Я представил жалкую ямку на газоне, старое тельце Гаврюши и заголосил.
– Прекрати, он уже в раю, – строго сказала Надька. – Мы с матерью вышли во двор, как стемнело. Совком выкопали яму. Положили его туда в полотенце. Только засыпали землей, как видим, к нам идут менты. Стали спрашивать, что по чем. Мы объяснили. Они сказали, что придется проехать. Оказывается, Клизма увидела нас из окна и вызвала ментов. Она им сообщила, что я нагуляла младенца, мы его с матерью задушили и закопали, чтобы скрыть позор.
– Не может быть! – выдохнул я.
– Может. У матери спроси.
– Ну и тварь. А что вы делали в ментовке?
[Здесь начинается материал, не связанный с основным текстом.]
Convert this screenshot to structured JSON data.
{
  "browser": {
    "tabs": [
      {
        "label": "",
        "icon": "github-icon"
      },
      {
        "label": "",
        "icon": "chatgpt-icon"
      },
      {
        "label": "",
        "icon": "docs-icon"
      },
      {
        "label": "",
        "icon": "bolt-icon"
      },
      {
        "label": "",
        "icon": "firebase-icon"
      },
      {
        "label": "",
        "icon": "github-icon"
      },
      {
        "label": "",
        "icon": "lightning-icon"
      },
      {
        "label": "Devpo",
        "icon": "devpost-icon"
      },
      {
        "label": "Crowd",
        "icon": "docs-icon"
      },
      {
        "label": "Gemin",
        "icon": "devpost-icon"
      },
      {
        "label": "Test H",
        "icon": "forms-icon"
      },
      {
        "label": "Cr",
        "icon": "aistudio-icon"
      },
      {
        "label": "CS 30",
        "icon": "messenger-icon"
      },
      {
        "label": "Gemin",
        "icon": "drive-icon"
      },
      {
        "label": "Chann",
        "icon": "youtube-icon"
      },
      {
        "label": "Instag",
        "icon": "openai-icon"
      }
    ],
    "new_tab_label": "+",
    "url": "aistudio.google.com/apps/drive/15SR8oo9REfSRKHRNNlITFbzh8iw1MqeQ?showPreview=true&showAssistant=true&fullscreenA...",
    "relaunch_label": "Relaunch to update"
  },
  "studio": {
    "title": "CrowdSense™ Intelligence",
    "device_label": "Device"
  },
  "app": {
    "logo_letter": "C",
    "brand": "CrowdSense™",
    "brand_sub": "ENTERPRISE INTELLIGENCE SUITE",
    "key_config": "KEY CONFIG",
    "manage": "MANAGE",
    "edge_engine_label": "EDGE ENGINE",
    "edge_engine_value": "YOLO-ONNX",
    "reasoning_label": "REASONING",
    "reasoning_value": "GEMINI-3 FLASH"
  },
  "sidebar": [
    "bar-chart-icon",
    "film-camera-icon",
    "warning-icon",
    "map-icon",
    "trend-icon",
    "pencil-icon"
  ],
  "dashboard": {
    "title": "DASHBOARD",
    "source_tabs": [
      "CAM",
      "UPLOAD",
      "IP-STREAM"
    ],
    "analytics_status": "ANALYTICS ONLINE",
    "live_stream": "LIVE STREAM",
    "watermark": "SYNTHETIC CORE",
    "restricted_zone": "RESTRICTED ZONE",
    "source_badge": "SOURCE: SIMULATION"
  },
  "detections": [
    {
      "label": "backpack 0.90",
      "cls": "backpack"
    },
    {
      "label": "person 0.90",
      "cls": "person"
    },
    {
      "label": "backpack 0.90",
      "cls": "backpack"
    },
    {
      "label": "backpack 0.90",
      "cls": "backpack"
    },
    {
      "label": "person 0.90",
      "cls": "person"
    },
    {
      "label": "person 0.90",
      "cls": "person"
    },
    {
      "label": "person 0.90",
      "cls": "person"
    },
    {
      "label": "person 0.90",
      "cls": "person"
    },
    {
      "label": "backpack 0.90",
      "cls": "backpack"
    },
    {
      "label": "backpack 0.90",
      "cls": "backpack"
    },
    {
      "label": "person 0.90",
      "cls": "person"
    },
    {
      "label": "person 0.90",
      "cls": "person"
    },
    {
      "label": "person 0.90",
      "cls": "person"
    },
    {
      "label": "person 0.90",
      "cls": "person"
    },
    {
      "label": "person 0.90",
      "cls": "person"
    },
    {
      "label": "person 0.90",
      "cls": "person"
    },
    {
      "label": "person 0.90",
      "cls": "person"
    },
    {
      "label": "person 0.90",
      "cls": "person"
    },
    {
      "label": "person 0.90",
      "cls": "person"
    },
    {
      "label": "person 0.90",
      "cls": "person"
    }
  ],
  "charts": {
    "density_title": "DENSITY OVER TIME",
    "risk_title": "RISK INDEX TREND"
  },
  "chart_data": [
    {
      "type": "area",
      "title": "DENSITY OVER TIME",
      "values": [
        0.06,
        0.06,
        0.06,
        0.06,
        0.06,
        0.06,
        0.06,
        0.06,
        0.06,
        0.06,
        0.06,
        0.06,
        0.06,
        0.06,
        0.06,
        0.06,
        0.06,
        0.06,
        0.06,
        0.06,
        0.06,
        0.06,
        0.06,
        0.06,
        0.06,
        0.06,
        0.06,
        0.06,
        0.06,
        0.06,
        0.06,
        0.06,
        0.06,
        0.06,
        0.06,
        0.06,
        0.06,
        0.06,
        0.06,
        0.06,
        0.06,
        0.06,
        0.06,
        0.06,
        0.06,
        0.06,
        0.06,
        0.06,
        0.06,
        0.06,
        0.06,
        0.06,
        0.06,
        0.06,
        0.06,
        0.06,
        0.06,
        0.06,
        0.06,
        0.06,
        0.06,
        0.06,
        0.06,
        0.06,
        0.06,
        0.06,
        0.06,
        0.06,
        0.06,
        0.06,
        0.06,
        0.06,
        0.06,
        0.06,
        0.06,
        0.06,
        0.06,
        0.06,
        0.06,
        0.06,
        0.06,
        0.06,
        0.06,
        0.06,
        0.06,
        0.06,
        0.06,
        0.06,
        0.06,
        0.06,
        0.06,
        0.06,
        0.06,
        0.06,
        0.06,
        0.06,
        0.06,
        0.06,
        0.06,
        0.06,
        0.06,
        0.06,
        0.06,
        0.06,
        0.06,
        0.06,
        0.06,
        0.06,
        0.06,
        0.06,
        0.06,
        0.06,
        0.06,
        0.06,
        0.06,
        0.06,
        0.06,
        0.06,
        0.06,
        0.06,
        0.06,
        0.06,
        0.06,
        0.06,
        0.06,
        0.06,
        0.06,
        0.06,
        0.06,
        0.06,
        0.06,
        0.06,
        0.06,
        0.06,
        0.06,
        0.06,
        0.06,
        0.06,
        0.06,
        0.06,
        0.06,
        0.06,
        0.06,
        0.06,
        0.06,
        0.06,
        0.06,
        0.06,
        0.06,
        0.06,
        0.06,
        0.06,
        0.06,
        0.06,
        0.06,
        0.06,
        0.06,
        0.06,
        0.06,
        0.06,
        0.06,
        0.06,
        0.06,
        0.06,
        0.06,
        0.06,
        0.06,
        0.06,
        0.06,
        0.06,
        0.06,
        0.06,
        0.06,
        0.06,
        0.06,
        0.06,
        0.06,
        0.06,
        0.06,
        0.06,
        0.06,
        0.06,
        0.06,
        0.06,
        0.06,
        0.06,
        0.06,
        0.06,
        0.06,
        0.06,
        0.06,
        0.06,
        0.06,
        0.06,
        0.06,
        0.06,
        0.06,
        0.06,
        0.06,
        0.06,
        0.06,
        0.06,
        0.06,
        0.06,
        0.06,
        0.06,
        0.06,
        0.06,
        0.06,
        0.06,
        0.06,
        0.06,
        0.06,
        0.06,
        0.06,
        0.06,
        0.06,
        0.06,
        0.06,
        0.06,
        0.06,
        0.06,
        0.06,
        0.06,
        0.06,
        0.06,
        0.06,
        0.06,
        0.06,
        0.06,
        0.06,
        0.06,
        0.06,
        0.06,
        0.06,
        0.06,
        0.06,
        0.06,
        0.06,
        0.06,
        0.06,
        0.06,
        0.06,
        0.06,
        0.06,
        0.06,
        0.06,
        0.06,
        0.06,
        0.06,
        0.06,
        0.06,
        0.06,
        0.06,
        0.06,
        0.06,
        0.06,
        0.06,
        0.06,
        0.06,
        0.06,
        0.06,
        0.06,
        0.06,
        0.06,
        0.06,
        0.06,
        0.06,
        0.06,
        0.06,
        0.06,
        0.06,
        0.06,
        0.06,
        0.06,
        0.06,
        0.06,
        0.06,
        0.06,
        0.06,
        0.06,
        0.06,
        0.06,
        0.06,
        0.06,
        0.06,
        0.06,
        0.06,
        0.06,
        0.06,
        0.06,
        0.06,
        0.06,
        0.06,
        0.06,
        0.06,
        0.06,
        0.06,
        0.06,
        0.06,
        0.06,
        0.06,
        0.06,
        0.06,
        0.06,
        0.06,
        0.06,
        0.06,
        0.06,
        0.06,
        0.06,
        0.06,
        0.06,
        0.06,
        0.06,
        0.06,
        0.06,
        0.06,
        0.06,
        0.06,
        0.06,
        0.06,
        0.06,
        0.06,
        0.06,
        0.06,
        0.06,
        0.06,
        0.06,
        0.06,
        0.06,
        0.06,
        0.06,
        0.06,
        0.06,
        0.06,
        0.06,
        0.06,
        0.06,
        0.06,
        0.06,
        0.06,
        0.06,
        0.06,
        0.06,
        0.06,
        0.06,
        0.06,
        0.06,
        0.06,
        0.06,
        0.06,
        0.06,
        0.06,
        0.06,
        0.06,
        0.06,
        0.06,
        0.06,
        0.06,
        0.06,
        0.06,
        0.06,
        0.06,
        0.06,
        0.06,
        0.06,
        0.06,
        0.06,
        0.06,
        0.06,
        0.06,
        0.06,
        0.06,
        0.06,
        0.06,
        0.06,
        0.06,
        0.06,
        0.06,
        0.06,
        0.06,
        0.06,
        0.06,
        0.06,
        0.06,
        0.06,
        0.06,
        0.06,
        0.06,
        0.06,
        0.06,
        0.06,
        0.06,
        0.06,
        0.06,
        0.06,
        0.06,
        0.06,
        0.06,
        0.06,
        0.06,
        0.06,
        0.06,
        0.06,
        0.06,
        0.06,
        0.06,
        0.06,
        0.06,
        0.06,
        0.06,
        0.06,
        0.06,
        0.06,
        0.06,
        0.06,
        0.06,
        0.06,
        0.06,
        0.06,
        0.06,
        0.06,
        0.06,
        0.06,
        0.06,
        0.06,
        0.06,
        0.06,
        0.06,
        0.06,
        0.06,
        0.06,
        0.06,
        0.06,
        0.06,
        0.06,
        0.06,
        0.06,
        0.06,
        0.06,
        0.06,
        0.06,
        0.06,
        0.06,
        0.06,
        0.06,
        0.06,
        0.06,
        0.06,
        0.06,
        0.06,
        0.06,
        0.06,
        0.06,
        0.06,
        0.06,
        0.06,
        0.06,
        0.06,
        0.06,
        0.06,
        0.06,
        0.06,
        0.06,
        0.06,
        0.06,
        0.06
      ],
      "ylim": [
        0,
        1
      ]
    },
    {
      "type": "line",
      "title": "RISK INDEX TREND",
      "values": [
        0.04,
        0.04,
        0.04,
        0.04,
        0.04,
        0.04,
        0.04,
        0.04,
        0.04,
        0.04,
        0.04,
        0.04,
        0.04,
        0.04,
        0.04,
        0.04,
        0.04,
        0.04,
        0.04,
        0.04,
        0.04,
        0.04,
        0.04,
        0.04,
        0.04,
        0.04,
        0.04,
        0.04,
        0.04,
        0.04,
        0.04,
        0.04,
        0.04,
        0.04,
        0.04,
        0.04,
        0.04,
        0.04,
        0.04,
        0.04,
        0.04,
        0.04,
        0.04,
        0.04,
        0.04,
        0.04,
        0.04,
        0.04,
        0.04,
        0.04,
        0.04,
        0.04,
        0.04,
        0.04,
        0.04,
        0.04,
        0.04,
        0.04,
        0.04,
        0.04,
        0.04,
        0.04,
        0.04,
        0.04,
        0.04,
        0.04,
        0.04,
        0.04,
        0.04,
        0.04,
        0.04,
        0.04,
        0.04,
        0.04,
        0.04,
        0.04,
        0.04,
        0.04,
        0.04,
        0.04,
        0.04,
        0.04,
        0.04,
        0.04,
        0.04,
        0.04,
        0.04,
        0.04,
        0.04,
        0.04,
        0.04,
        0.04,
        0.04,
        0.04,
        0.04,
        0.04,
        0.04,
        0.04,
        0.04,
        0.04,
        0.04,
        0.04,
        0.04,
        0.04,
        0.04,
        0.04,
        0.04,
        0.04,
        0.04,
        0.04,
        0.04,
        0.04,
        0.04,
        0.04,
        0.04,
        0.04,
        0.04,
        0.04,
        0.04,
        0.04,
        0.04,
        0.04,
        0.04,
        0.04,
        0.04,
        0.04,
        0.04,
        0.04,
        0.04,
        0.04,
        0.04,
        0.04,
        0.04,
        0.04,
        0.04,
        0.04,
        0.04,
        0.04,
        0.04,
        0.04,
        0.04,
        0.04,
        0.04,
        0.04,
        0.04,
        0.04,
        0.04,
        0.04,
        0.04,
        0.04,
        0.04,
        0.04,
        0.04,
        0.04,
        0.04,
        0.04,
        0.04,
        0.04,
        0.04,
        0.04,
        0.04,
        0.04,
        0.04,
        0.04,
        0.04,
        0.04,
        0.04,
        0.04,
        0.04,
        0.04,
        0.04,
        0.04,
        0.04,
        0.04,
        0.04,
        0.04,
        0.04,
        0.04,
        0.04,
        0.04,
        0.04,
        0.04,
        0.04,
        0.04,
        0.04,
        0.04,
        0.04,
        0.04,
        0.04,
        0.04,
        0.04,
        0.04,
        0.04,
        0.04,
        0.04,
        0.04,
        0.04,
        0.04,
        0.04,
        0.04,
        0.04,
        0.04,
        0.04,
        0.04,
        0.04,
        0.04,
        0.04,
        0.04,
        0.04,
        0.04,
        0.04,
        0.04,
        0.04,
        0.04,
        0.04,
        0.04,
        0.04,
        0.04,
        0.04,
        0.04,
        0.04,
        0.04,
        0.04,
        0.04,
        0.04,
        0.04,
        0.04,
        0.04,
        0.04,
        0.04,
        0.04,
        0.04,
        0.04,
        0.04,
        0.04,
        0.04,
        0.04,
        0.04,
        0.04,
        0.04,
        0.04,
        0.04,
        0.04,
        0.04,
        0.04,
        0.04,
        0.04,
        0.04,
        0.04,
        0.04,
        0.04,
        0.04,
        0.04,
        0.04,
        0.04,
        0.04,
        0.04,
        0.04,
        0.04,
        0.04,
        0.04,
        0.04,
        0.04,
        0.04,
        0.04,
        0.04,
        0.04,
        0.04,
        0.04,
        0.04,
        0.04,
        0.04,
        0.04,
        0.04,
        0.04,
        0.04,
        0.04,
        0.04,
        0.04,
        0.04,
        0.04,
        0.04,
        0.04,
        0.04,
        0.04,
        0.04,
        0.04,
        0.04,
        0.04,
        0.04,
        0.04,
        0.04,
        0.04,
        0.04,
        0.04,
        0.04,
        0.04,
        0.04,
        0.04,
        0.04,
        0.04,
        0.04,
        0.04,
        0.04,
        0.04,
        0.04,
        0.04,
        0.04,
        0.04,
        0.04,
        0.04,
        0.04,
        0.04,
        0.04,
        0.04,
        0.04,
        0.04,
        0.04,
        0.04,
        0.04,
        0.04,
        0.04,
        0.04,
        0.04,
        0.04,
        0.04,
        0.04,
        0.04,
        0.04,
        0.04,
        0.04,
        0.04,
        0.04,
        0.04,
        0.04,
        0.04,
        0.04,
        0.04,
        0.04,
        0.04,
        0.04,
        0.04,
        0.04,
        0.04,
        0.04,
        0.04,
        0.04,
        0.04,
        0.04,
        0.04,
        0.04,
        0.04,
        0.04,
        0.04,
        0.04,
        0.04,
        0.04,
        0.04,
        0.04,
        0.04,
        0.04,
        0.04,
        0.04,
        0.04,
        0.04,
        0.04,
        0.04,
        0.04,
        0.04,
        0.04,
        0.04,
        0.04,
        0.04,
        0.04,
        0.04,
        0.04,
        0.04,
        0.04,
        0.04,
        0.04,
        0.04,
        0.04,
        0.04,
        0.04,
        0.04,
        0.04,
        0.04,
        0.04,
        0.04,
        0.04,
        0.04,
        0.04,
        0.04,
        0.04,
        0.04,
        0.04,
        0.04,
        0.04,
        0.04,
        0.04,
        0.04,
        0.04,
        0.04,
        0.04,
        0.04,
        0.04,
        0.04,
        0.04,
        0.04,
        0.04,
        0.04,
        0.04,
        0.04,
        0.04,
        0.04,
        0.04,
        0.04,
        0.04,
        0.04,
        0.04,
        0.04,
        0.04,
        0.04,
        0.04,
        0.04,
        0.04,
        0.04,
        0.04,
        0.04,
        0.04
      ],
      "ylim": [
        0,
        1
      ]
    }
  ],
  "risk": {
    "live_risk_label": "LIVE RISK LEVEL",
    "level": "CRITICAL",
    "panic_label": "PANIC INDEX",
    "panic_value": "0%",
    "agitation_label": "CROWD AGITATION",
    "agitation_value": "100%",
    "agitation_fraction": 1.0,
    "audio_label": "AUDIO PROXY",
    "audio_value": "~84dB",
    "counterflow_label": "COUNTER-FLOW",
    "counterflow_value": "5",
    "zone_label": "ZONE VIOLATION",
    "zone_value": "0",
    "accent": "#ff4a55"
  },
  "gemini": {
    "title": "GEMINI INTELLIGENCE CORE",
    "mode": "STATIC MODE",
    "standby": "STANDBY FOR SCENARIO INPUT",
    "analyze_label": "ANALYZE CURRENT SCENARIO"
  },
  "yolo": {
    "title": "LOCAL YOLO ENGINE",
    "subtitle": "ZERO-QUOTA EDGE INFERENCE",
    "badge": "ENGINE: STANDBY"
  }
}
– Объяснительные писали. Нас водили по кабинетам, опрашивали. Потом отпустили, и мы пошли домой.
– Ночью?
– В три часа.
– Дай слово, что всегда будешь мне звонить в таких случаях. Мы всегда должны быть вместе!
Надька улыбнулась и слегка стукнула меня в живот банкой горошка. И это было гораздо приятнее, теплее и чище, чем поцелуи всех красавиц вместе взятых.
Вернувшись домой, я долго думал о Надьке, о ее мягкосердечной матери, о покойном Гаврюше. Сил не было даже помыться перед сном. Но все же свою литературную миссию я выполнил, написав в дневнике корявым, неразборчивым почерком: «Серая Шейка, подтянулась на руках и вылезла из полыньи».